Furthermore, another 15% are unsure if they will look for a new primary adviser. A primary adviser is used broadly in the Phoenix study—meaning it could be an accountant, lawyer, financial planner, etc.
Phoenix, a provider of insurance in the high-net-worth market, tracks the behavior of high-net-worth consumers annually, surveying workers and retirees with $1 million or more in assets (excluding primary residence). This year the reasons for looking for a new adviser were similar. One notable difference is the rise in the number of respondents that said they are looking for a new adviser because their current adviser doesn’t offer the products or services they need (31%, up from 16% in 2008).
Also, respondents cited more reasons in general (they could choose more than one). Overall, high-net-worth consumers are “expressing a lot more reasons to be looking for a new adviser,” said Walter Zultowski, senior vice president of Research and Concept Development at Phoenix.
One area where Zultowski sees advisers playing more of a role is longevity planning, which is the specific aspect of financial planning that assures that someone does not run out of money later in their retirement (such as in their 80s or 90s). Speaking at a Phoenix-sponsored event in New York City, Zultowski said advisers are increasingly telling clients, “You can’t plan just to live to your median longevity.”
He suggested that longevity could even branch out as another role in financial planning, like retirement planning has. Nearly 30% of respondents have already spoken to an adviser about longevity planning, and 34% haven’t yet but plan to. “You will see a population that is increasingly going to talk to an adviser about this,” he said.
Another area “ripe for examination” is estate planning, Zultowski said. More than a third (38%) of respondents does not have an estate plan. Of those that do not, more than a fourth say they’d specifically delayed it because of the continuing debate in Congress regarding the future of the estate tax. For advisers, there could be opportunity in that area.
Zultowski suggested that advisers move beyond investment and asset allocation to provide a more holistic advisory proposition. “They’re looking for more than just investment planning,” he said. More than half (61%) of survey respondents do not have formal financial plan. “This might be a time to engage people in a wider financial approach,’ Zultowski said.

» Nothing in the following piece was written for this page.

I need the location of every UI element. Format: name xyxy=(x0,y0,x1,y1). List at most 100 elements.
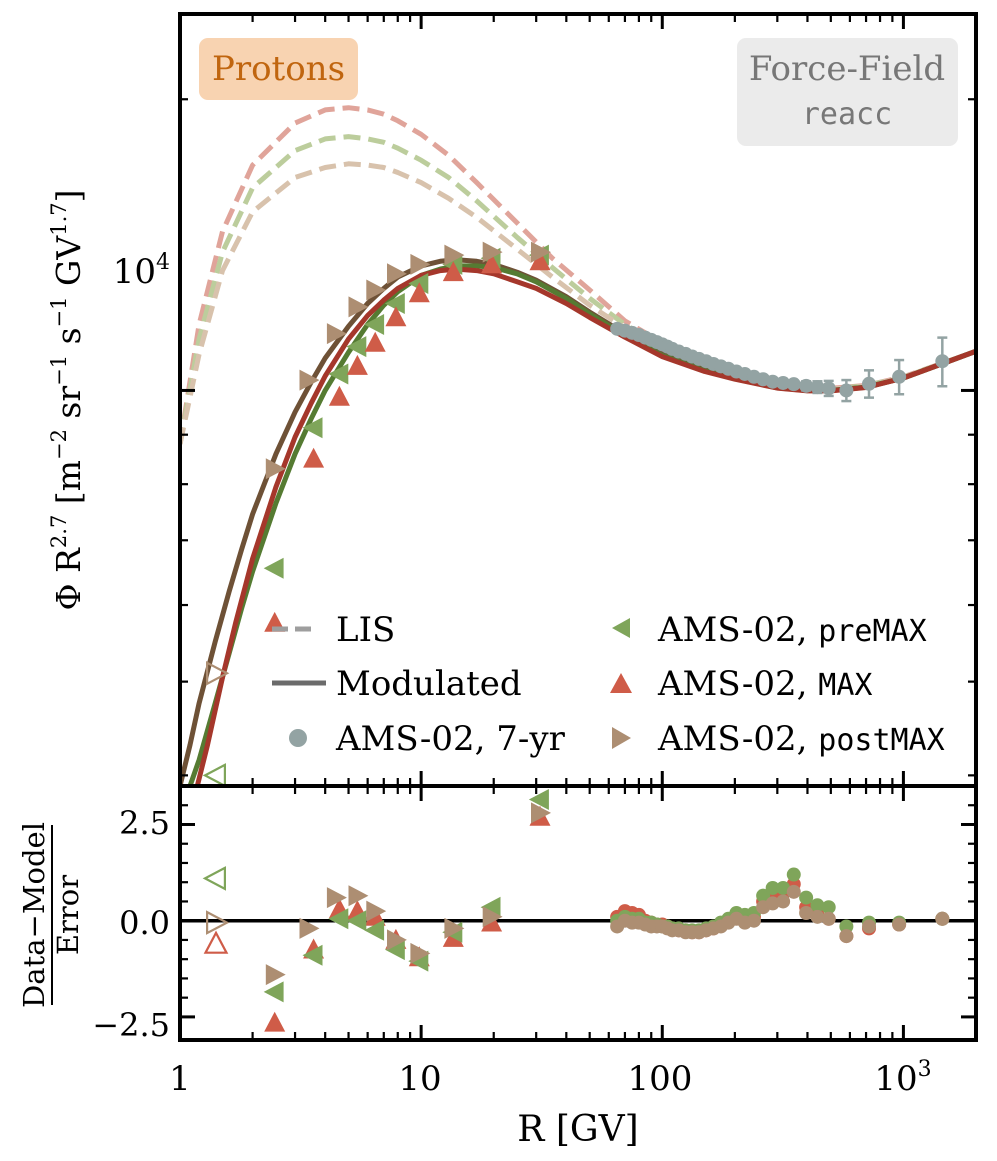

The survey found that HNW consumers are showing a drop in financial confidence (see “HNWs Less Optimistic about Future“). The results suggest they might lack some confidence in investing as well. Half of HNW consumers said they “agree” or “agree strongly” with the statement: “Lately, I’ve become confused about the best way to invest my money.” That is a sharp increased from 32% in 2008 (and the highest it’s been in the 10 years of the survey).
As far as their investing priorities, preservation takes priority above returns (59% and 41%, respectively). Unsurprisingly, noted Zultowski, older respondents are more concerned with preservation, and younger respondents are more concerned with return.
As far as investment products go, exchange-traded funds (ETFs) saw an increase in ownership, with 20% of respondents owning them (compared to 14% in 2008). While mutual fund ownership outside a qualified plan stayed fairly steady (only a 1 percentage point increase to 62% in 2009), bonds saw an increase in ownership (from 47% in 2008 to 52% in 2009). Notably, there was an increase in respondents planning a future purchase of both stocks and bonds.
Phoenix also found an interest in obtaining a guarantee on their investments; 36% are interested or “very interested,” and 31% are “somewhat interested.”
The survey, conducted by Harris Interactive, polled 1,735 households between January 30 and February 20.